Speaking of all those years that have passed, in the last couple of months I have found many friends from the past on the internet, like my friends from ACST, in Tunis and from Rosemead in Littlehampton. It has been a wonderful source of happiness for me to find all those lost friends again. Thank goodness for the internet! (FB, Hyves, and Friends Reunited). Welcome to my weblog and I hope to be able to meet you all in the time to come!
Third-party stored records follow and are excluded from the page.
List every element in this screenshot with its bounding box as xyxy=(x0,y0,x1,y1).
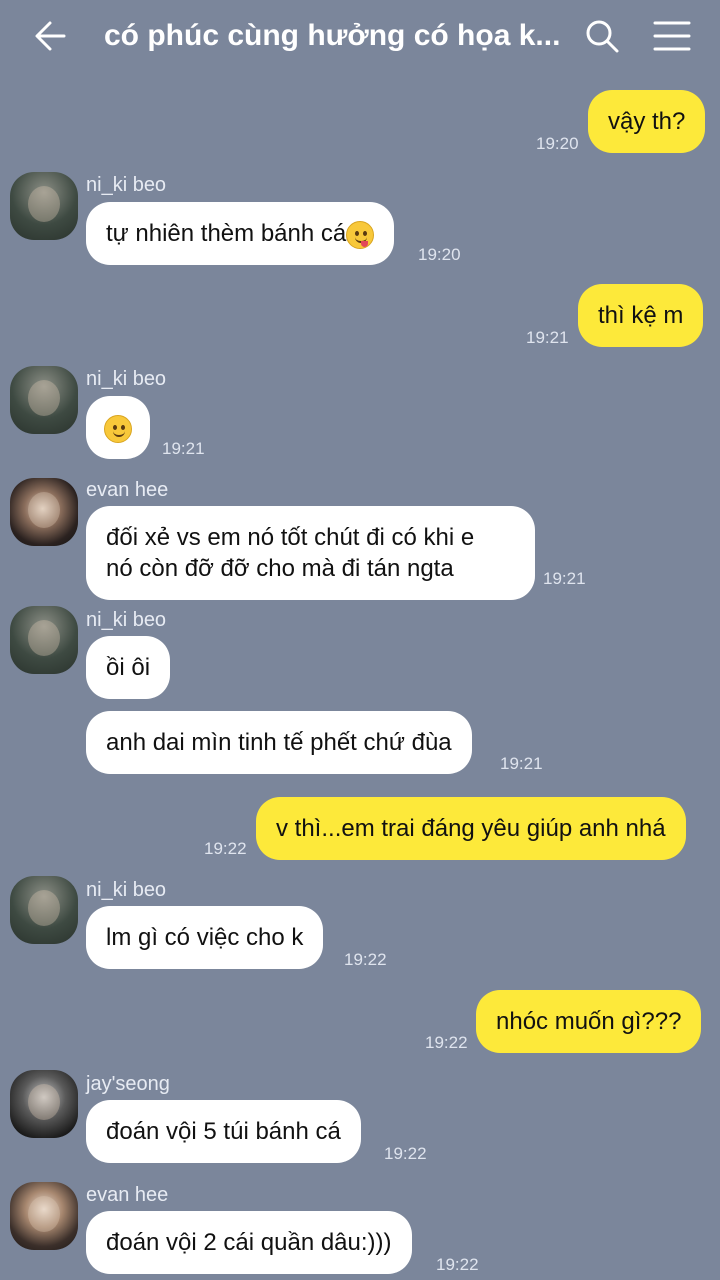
message-bubble-outgoing[interactable]: v thì...em trai đáng yêu giúp anh nhá xyxy=(256,797,686,860)
avatar-niki[interactable] xyxy=(10,172,78,240)
menu-icon xyxy=(653,21,691,51)
message-time: 19:22 xyxy=(204,839,247,858)
message-time: 19:22 xyxy=(384,1144,427,1163)
message-bubble-incoming[interactable]: ồi ôi xyxy=(86,636,171,699)
message-text: tự nhiên thèm bánh cá xyxy=(106,220,347,247)
message-bubble-incoming[interactable]: lm gì có việc cho k xyxy=(86,906,324,969)
sender-name: evan hee xyxy=(86,1184,169,1206)
message-bubble-incoming[interactable]: đối xẻ vs em nó tốt chút đi có khi e nó … xyxy=(86,506,535,600)
message-time: 19:22 xyxy=(436,1255,479,1274)
avatar-evan[interactable] xyxy=(10,1182,78,1250)
avatar-niki[interactable] xyxy=(10,366,78,434)
message-text-line: nó còn đỡ đỡ cho mà đi tán ngta xyxy=(106,555,454,582)
message-text-line: đối xẻ vs em nó tốt chút đi có khi e xyxy=(106,524,475,551)
message-bubble-outgoing[interactable]: vậy th? xyxy=(588,90,706,153)
message-bubble-outgoing[interactable]: thì kệ m xyxy=(578,284,704,347)
message-time: 19:20 xyxy=(536,134,579,153)
message-time: 19:21 xyxy=(500,754,543,773)
message-bubble-incoming[interactable]: đoán vội 2 cái quần dâu:))) xyxy=(86,1211,412,1274)
sender-name: ni_ki beo xyxy=(86,174,167,196)
sender-name: ni_ki beo xyxy=(86,368,167,390)
message-bubble-incoming[interactable]: đoán vội 5 túi bánh cá xyxy=(86,1100,361,1163)
yum-emoji-icon xyxy=(346,220,375,249)
sender-name: ni_ki beo xyxy=(86,609,167,631)
menu-button[interactable] xyxy=(652,18,692,54)
sender-name: ni_ki beo xyxy=(86,879,167,901)
search-icon xyxy=(586,20,619,53)
back-button[interactable] xyxy=(30,18,70,54)
message-time: 19:22 xyxy=(344,950,387,969)
sender-name: jay'seong xyxy=(86,1073,170,1095)
message-time: 19:21 xyxy=(543,569,586,588)
message-time: 19:21 xyxy=(162,439,205,458)
chat-title: có phúc cùng hưởng có họa k... xyxy=(104,19,561,52)
slight-smile-emoji-icon xyxy=(104,414,132,443)
avatar-niki[interactable] xyxy=(10,876,78,944)
message-time: 19:21 xyxy=(526,328,569,347)
avatar-jay[interactable] xyxy=(10,1070,78,1138)
chat-header: có phúc cùng hưởng có họa k... xyxy=(0,0,720,72)
search-button[interactable] xyxy=(582,16,622,56)
message-bubble-incoming[interactable]: tự nhiên thèm bánh cá xyxy=(86,202,395,265)
message-bubble-incoming[interactable] xyxy=(86,396,150,459)
avatar-niki[interactable] xyxy=(10,606,78,674)
back-arrow-icon xyxy=(35,21,66,51)
avatar-evan[interactable] xyxy=(10,478,78,546)
message-bubble-outgoing[interactable]: nhóc muốn gì??? xyxy=(476,990,702,1053)
sender-name: evan hee xyxy=(86,479,169,501)
message-time: 19:20 xyxy=(418,245,461,264)
message-time: 19:22 xyxy=(425,1033,468,1052)
message-bubble-incoming[interactable]: anh dai mìn tinh tế phết chứ đùa xyxy=(86,711,472,774)
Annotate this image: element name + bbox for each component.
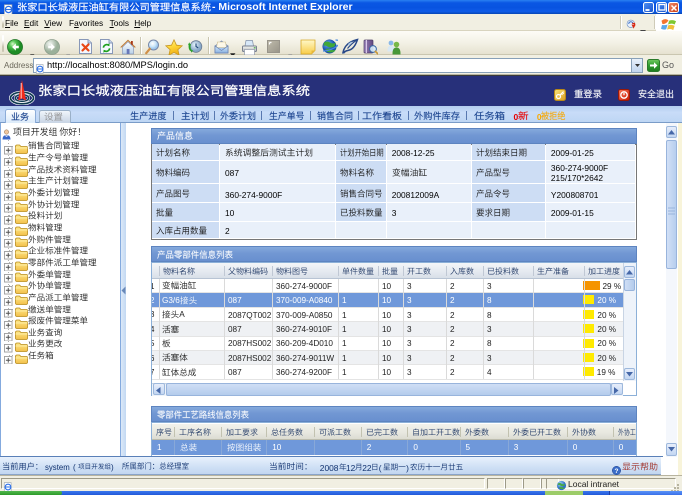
svg-text:?: ? — [615, 468, 619, 475]
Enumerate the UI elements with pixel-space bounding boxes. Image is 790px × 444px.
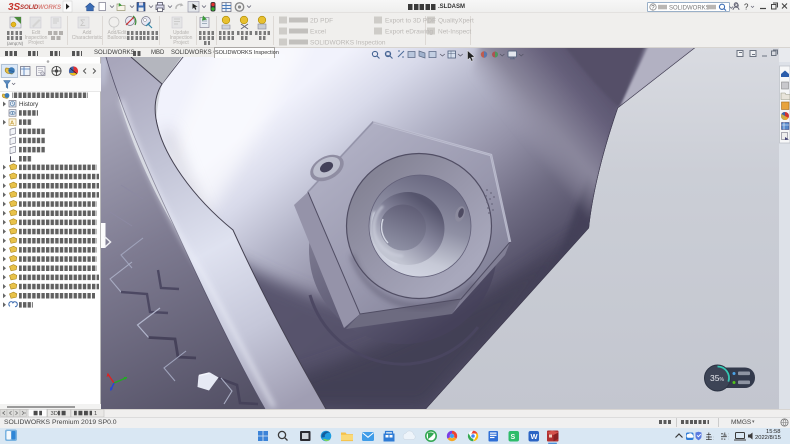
svg-text:A: A [10, 120, 14, 126]
svg-text:?: ? [744, 3, 749, 12]
svg-text:?: ? [651, 5, 655, 11]
svg-text:SOLIDWORKS Inspection: SOLIDWORKS Inspection [310, 40, 386, 47]
svg-text:Σ: Σ [80, 18, 86, 28]
svg-text:S: S [511, 434, 516, 441]
svg-text:3S: 3S [8, 2, 21, 13]
svg-text:SOLIDWORKS: SOLIDWORKS [669, 5, 710, 11]
svg-text:SOLIDWORKS: SOLIDWORKS [20, 4, 61, 11]
svg-text:Net-Inspect: Net-Inspect [438, 29, 471, 36]
svg-text:2D PDF: 2D PDF [310, 18, 333, 25]
svg-text:Excel: Excel [310, 29, 326, 36]
svg-text:QualityXpert: QualityXpert [438, 18, 474, 25]
svg-text:Export to 3D PDF: Export to 3D PDF [385, 18, 436, 25]
svg-text:History: History [19, 101, 39, 108]
svg-text:W: W [531, 432, 539, 441]
svg-text:Export eDrawing: Export eDrawing [385, 29, 433, 36]
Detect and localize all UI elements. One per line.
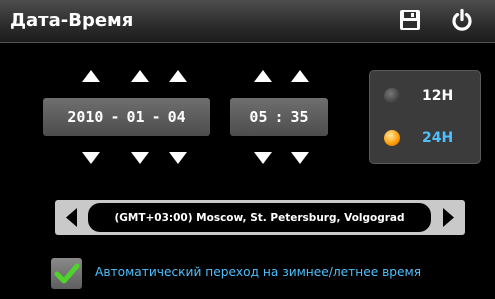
floppy-disk-icon bbox=[400, 10, 420, 30]
triangle-left-icon bbox=[66, 208, 77, 227]
month-down-arrow[interactable] bbox=[131, 152, 149, 164]
hours-value: 05 bbox=[249, 108, 268, 126]
month-up-arrow[interactable] bbox=[131, 70, 149, 82]
radio-12h-icon bbox=[384, 88, 400, 104]
auto-dst-checkbox[interactable] bbox=[51, 258, 82, 289]
timezone-next-button[interactable] bbox=[437, 204, 459, 231]
timezone-value: (GMT+03:00) Moscow, St. Petersburg, Volg… bbox=[88, 203, 431, 232]
month-value: 01 bbox=[126, 108, 145, 126]
save-button[interactable] bbox=[397, 7, 423, 33]
time-format-panel: 12H 24H bbox=[369, 70, 481, 164]
hours-down-arrow[interactable] bbox=[254, 152, 272, 164]
power-button[interactable] bbox=[449, 7, 475, 33]
day-up-arrow[interactable] bbox=[169, 70, 187, 82]
format-12h-option[interactable]: 12H bbox=[370, 81, 480, 111]
hours-up-arrow[interactable] bbox=[254, 70, 272, 82]
checkmark-icon bbox=[54, 263, 80, 284]
minutes-value: 35 bbox=[290, 108, 309, 126]
year-down-arrow[interactable] bbox=[82, 152, 100, 164]
date-separator: - bbox=[110, 108, 120, 126]
format-24h-option[interactable]: 24H bbox=[370, 123, 480, 153]
triangle-right-icon bbox=[443, 208, 454, 227]
minutes-up-arrow[interactable] bbox=[291, 70, 309, 82]
auto-dst-label: Автоматический переход на зимнее/летнее … bbox=[95, 265, 422, 279]
timezone-selector: (GMT+03:00) Moscow, St. Petersburg, Volg… bbox=[55, 200, 465, 235]
day-down-arrow[interactable] bbox=[169, 152, 187, 164]
date-field[interactable]: 2010 - 01 - 04 bbox=[43, 98, 210, 136]
day-value: 04 bbox=[167, 108, 186, 126]
radio-24h-icon bbox=[384, 130, 400, 146]
year-value: 2010 bbox=[67, 108, 104, 126]
datetime-screen: Дата-Время 2010 - 01 - 04 05 : 35 12H 24… bbox=[0, 0, 495, 299]
power-icon bbox=[452, 8, 472, 31]
page-title: Дата-Время bbox=[10, 10, 134, 31]
auto-dst-row: Автоматический переход на зимнее/летнее … bbox=[51, 258, 491, 290]
time-field[interactable]: 05 : 35 bbox=[230, 98, 328, 136]
year-up-arrow[interactable] bbox=[82, 70, 100, 82]
title-bar: Дата-Время bbox=[0, 0, 495, 43]
timezone-prev-button[interactable] bbox=[61, 204, 83, 231]
format-12h-label: 12H bbox=[422, 88, 454, 104]
minutes-down-arrow[interactable] bbox=[291, 152, 309, 164]
format-24h-label: 24H bbox=[422, 130, 454, 146]
time-separator: : bbox=[274, 108, 284, 126]
date-separator: - bbox=[151, 108, 161, 126]
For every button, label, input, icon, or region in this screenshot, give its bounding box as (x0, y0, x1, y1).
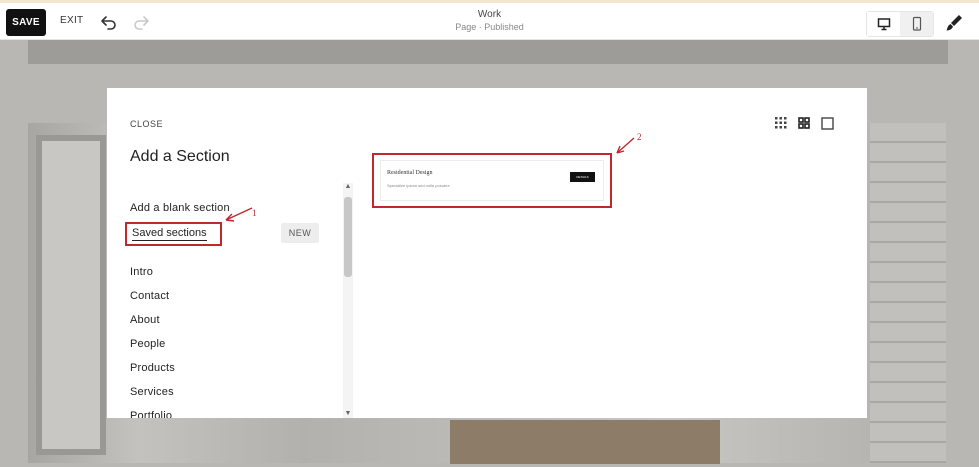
background-wall-image (870, 123, 946, 463)
scroll-thumb[interactable] (344, 197, 352, 277)
category-item-contact[interactable]: Contact (130, 290, 169, 302)
category-item-intro[interactable]: Intro (130, 266, 153, 278)
editor-toolbar: SAVE EXIT Work Page · Published (0, 0, 979, 40)
page-status: Page · Published (455, 22, 524, 32)
preview-heading: Residential Design (387, 170, 433, 176)
device-preview-toggle (866, 11, 934, 37)
background-cabinet-image (450, 420, 720, 464)
grid-large-view-button[interactable] (795, 114, 813, 132)
category-item-products[interactable]: Products (130, 362, 175, 374)
category-item-people[interactable]: People (130, 338, 165, 350)
desktop-icon (877, 18, 890, 31)
single-view-icon (820, 116, 834, 130)
category-scrollbar[interactable]: ▲ ▼ (343, 183, 353, 418)
mobile-icon (912, 16, 921, 31)
background-door-image (36, 135, 106, 455)
preview-button: DETAILS (570, 172, 595, 182)
add-section-modal: CLOSE Add a Section Add a blank section … (107, 88, 867, 418)
category-item-portfolio[interactable]: Portfolio (130, 410, 172, 418)
scroll-up-arrow-icon[interactable]: ▲ (343, 183, 353, 191)
background-header-image (28, 40, 948, 64)
annotation-arrow-1-icon (225, 207, 253, 222)
page-title: Work (477, 9, 502, 20)
saved-section-preview[interactable]: Residential Design Specialize ipsum sed … (372, 153, 612, 208)
style-brush-icon[interactable] (944, 13, 964, 33)
saved-sections-highlight: Saved sections (125, 222, 222, 246)
scroll-down-arrow-icon[interactable]: ▼ (343, 410, 353, 418)
annotation-arrow-2-icon (616, 137, 635, 154)
grid-large-icon (798, 117, 810, 129)
mobile-view-button[interactable] (900, 12, 933, 36)
modal-title: Add a Section (130, 148, 230, 165)
annotation-marker-2: 2 (637, 132, 642, 142)
grid-small-view-button[interactable] (772, 114, 790, 132)
preview-subtext: Specialize ipsum sed nulla posuere (387, 183, 450, 188)
grid-small-icon (775, 117, 787, 129)
single-view-button[interactable] (818, 114, 836, 132)
preview-thumbnail: Residential Design Specialize ipsum sed … (380, 160, 604, 201)
category-item-about[interactable]: About (130, 314, 160, 326)
desktop-view-button[interactable] (867, 12, 900, 36)
add-blank-section-link[interactable]: Add a blank section (130, 202, 230, 214)
new-section-button[interactable]: NEW (281, 223, 319, 243)
saved-sections-tab[interactable]: Saved sections (132, 227, 207, 241)
category-item-services[interactable]: Services (130, 386, 174, 398)
annotation-marker-1: 1 (252, 208, 257, 218)
close-button[interactable]: CLOSE (130, 119, 163, 129)
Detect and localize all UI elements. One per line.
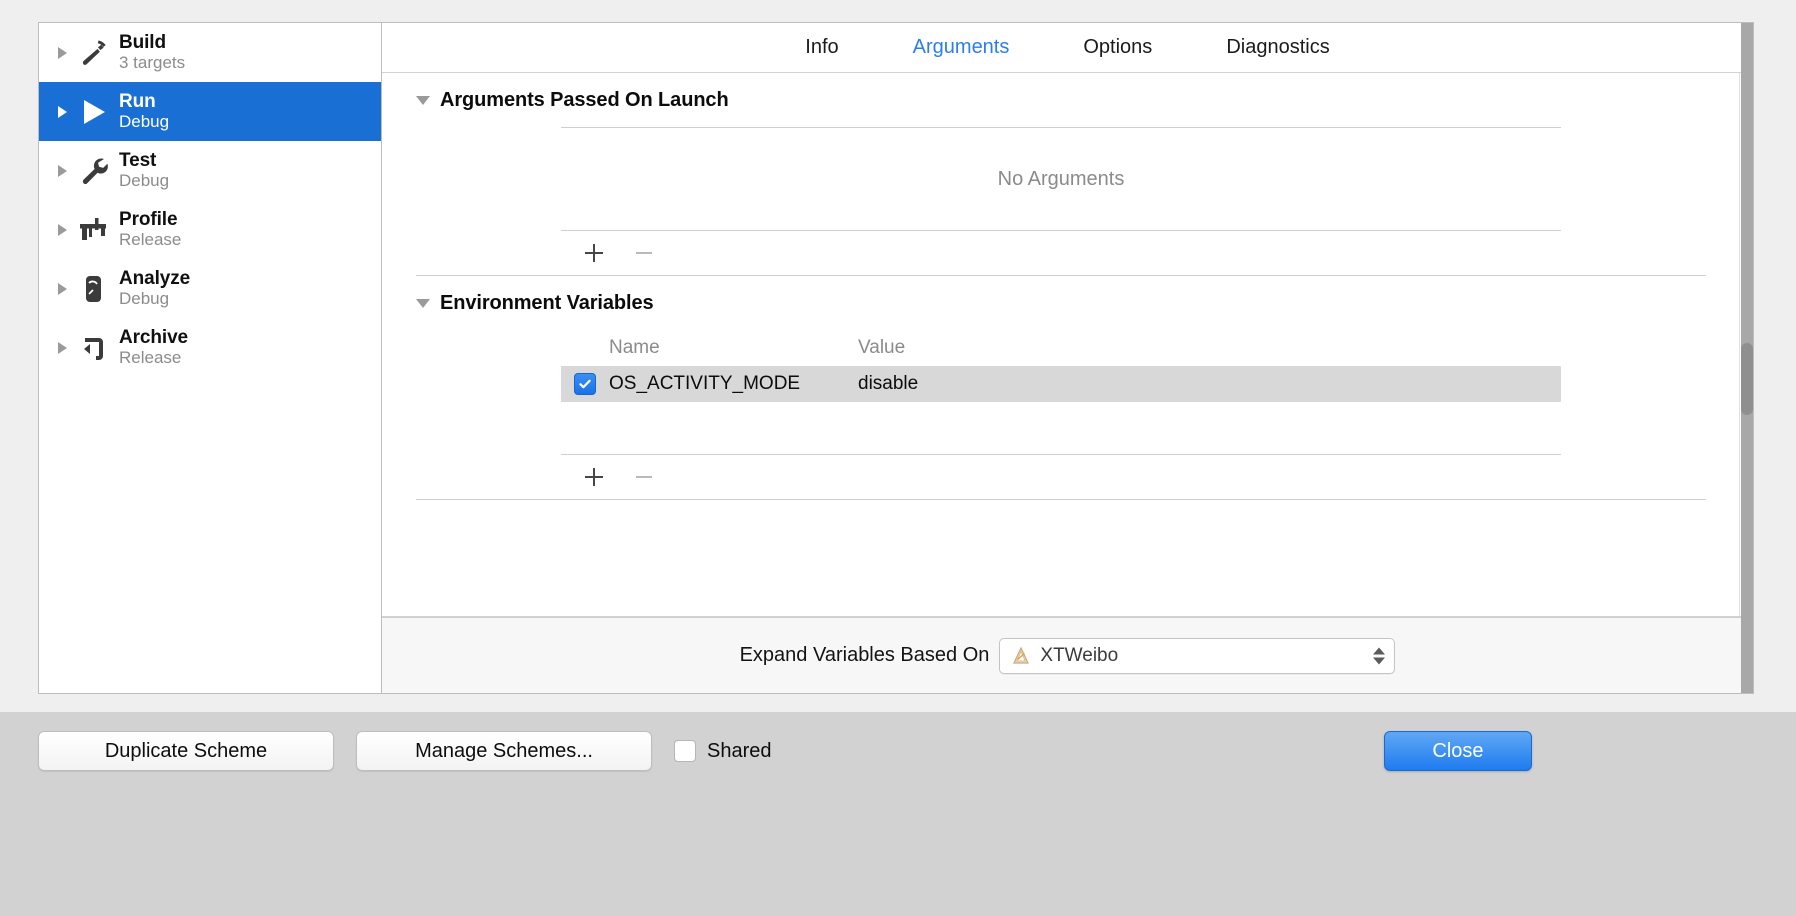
- sidebar-item-build-title: Build: [119, 32, 166, 53]
- table-row[interactable]: OS_ACTIVITY_MODE disable: [561, 366, 1561, 402]
- duplicate-scheme-button[interactable]: Duplicate Scheme: [38, 731, 334, 771]
- column-header-name: Name: [561, 337, 858, 359]
- environment-section-header[interactable]: Environment Variables: [416, 276, 1739, 330]
- environment-table-header: Name Value: [561, 330, 1561, 366]
- manage-schemes-button[interactable]: Manage Schemes...: [356, 731, 652, 771]
- sidebar-item-run-title: Run: [119, 91, 156, 112]
- caliper-icon: [73, 210, 113, 250]
- sidebar-item-analyze-subtitle: Debug: [119, 289, 169, 308]
- disclosure-triangle-icon[interactable]: [51, 47, 73, 59]
- tab-info[interactable]: Info: [801, 34, 842, 61]
- window-edge-chrome: [1741, 23, 1753, 694]
- tab-diagnostics[interactable]: Diagnostics: [1222, 34, 1333, 61]
- sidebar-item-test-title: Test: [119, 150, 156, 171]
- sidebar-item-analyze-title: Analyze: [119, 268, 190, 289]
- tab-options[interactable]: Options: [1079, 34, 1156, 61]
- env-enabled-checkbox[interactable]: [574, 373, 596, 395]
- environment-list[interactable]: OS_ACTIVITY_MODE disable: [561, 366, 1561, 499]
- chevron-updown-icon[interactable]: [1373, 647, 1385, 664]
- arguments-add-remove-bar[interactable]: [561, 231, 1561, 275]
- sidebar-item-profile-text: Profile Release: [119, 209, 181, 250]
- sidebar-item-run[interactable]: Run Debug: [39, 82, 381, 141]
- expand-variables-selected-target: XTWeibo: [1040, 645, 1118, 667]
- scheme-editor-panel: Build 3 targets Run Debug: [38, 22, 1754, 694]
- disclosure-triangle-icon[interactable]: [51, 283, 73, 295]
- add-environment-variable-button[interactable]: [581, 464, 607, 490]
- scheme-phase-sidebar[interactable]: Build 3 targets Run Debug: [39, 23, 382, 693]
- sidebar-item-profile-title: Profile: [119, 209, 177, 230]
- shared-checkbox-group[interactable]: Shared: [674, 731, 772, 771]
- dialog-footer-bar: Duplicate Scheme Manage Schemes... Share…: [0, 712, 1796, 916]
- shared-checkbox[interactable]: [674, 740, 696, 762]
- environment-add-remove-bar[interactable]: [561, 455, 1561, 499]
- remove-argument-button[interactable]: [631, 240, 657, 266]
- sidebar-item-archive-title: Archive: [119, 327, 188, 348]
- expand-variables-popup-button[interactable]: XTWeibo: [999, 638, 1395, 674]
- sidebar-item-run-subtitle: Debug: [119, 112, 169, 131]
- shared-label: Shared: [707, 740, 772, 763]
- arguments-empty-placeholder: No Arguments: [561, 128, 1561, 230]
- chevron-down-icon[interactable]: [416, 96, 430, 105]
- detail-tab-bar[interactable]: Info Arguments Options Diagnostics: [382, 23, 1753, 73]
- sidebar-item-archive-subtitle: Release: [119, 348, 181, 367]
- sidebar-item-archive[interactable]: Archive Release: [39, 318, 381, 377]
- arguments-section-title: Arguments Passed On Launch: [440, 89, 729, 112]
- remove-environment-variable-button[interactable]: [631, 464, 657, 490]
- sidebar-item-test-text: Test Debug: [119, 150, 169, 191]
- sidebar-item-profile[interactable]: Profile Release: [39, 200, 381, 259]
- column-header-value: Value: [858, 337, 905, 359]
- sidebar-item-run-text: Run Debug: [119, 91, 169, 132]
- sidebar-item-build-text: Build 3 targets: [119, 32, 185, 73]
- sidebar-item-archive-text: Archive Release: [119, 327, 188, 368]
- hammer-icon: [73, 33, 113, 73]
- disclosure-triangle-icon[interactable]: [51, 224, 73, 236]
- sidebar-item-test-subtitle: Debug: [119, 171, 169, 190]
- scheme-editor-sheet: Build 3 targets Run Debug: [0, 0, 1796, 916]
- sidebar-item-test[interactable]: Test Debug: [39, 141, 381, 200]
- window-edge-scroll-thumb[interactable]: [1741, 343, 1753, 415]
- env-enabled-checkbox-cell[interactable]: [561, 373, 609, 395]
- sidebar-item-profile-subtitle: Release: [119, 230, 181, 249]
- arguments-list[interactable]: No Arguments: [561, 127, 1561, 275]
- play-icon: [73, 92, 113, 132]
- close-button[interactable]: Close: [1384, 731, 1532, 771]
- archive-icon: [73, 328, 113, 368]
- arguments-scroll-area: Arguments Passed On Launch No Arguments: [382, 73, 1753, 617]
- tab-arguments[interactable]: Arguments: [909, 34, 1014, 61]
- scheme-detail-pane: Info Arguments Options Diagnostics Argum…: [382, 23, 1753, 693]
- env-variable-name[interactable]: OS_ACTIVITY_MODE: [609, 373, 858, 395]
- env-list-empty-space: [561, 402, 1561, 454]
- wrench-icon: [73, 151, 113, 191]
- env-variable-value[interactable]: disable: [858, 373, 918, 395]
- add-argument-button[interactable]: [581, 240, 607, 266]
- sidebar-item-analyze[interactable]: Analyze Debug: [39, 259, 381, 318]
- environment-variables-section: Environment Variables Name Value: [382, 276, 1739, 499]
- sidebar-item-build-subtitle: 3 targets: [119, 53, 185, 72]
- sidebar-item-build[interactable]: Build 3 targets: [39, 23, 381, 82]
- expand-variables-bar: Expand Variables Based On XTWeibo: [382, 617, 1753, 693]
- chevron-down-icon[interactable]: [416, 299, 430, 308]
- disclosure-triangle-icon[interactable]: [51, 165, 73, 177]
- sidebar-item-analyze-text: Analyze Debug: [119, 268, 190, 309]
- environment-section-title: Environment Variables: [440, 292, 654, 315]
- arguments-section-header[interactable]: Arguments Passed On Launch: [416, 73, 1739, 127]
- arguments-passed-on-launch-section: Arguments Passed On Launch No Arguments: [382, 73, 1739, 275]
- expand-variables-label: Expand Variables Based On: [740, 644, 990, 667]
- disclosure-triangle-icon[interactable]: [51, 106, 73, 118]
- target-icon: [1010, 645, 1036, 667]
- section-separator-bottom: [416, 499, 1706, 500]
- analyze-icon: [73, 269, 113, 309]
- disclosure-triangle-icon[interactable]: [51, 342, 73, 354]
Tomorrow I am back in the hospital to get an assesment on my humerus.
I refuse to go back into surgery before the end of the year, so I wonder what Jiya has to say.

12 December 2008

Surgery again

The Morbus de Quervain is being treated. This time I get to go to the hospital in Hilversum. I haven't been on here much lately because I simply haven't been able to work on the computer due to pain. So here's a short note to inform you what I am doing.
The scare I had after the last treatment which had me going to the first aid department the day after my last treatment, was not a scare. I have to deal with the situation again that after telling people what is wrong and seeing the right doctors, now suddenly after 7 weeks they are rushing me to the specialist because, OMG....you might end up breaking your arm! Anyway, the tumor in the arm has caused the bone to become thin and brittle. That is precisely what I told them 7 weeks ago. I literally said that I was scared that my bone was going to break and explained why I thought so. They checked and told me everything was OK. Nobody said that I needed to go back to my specialist. I asked for the scans myself, and now suddenly they want to rush me in there and have made it is possible to see Dr. Jiya within 4 days (including the weekend). So, monday I will be going in to find out what needs to be done about the Humerus. For now...I will concentrate on today's surgery of the tendon of my thumb. I can deal with that, there is no cancer involved!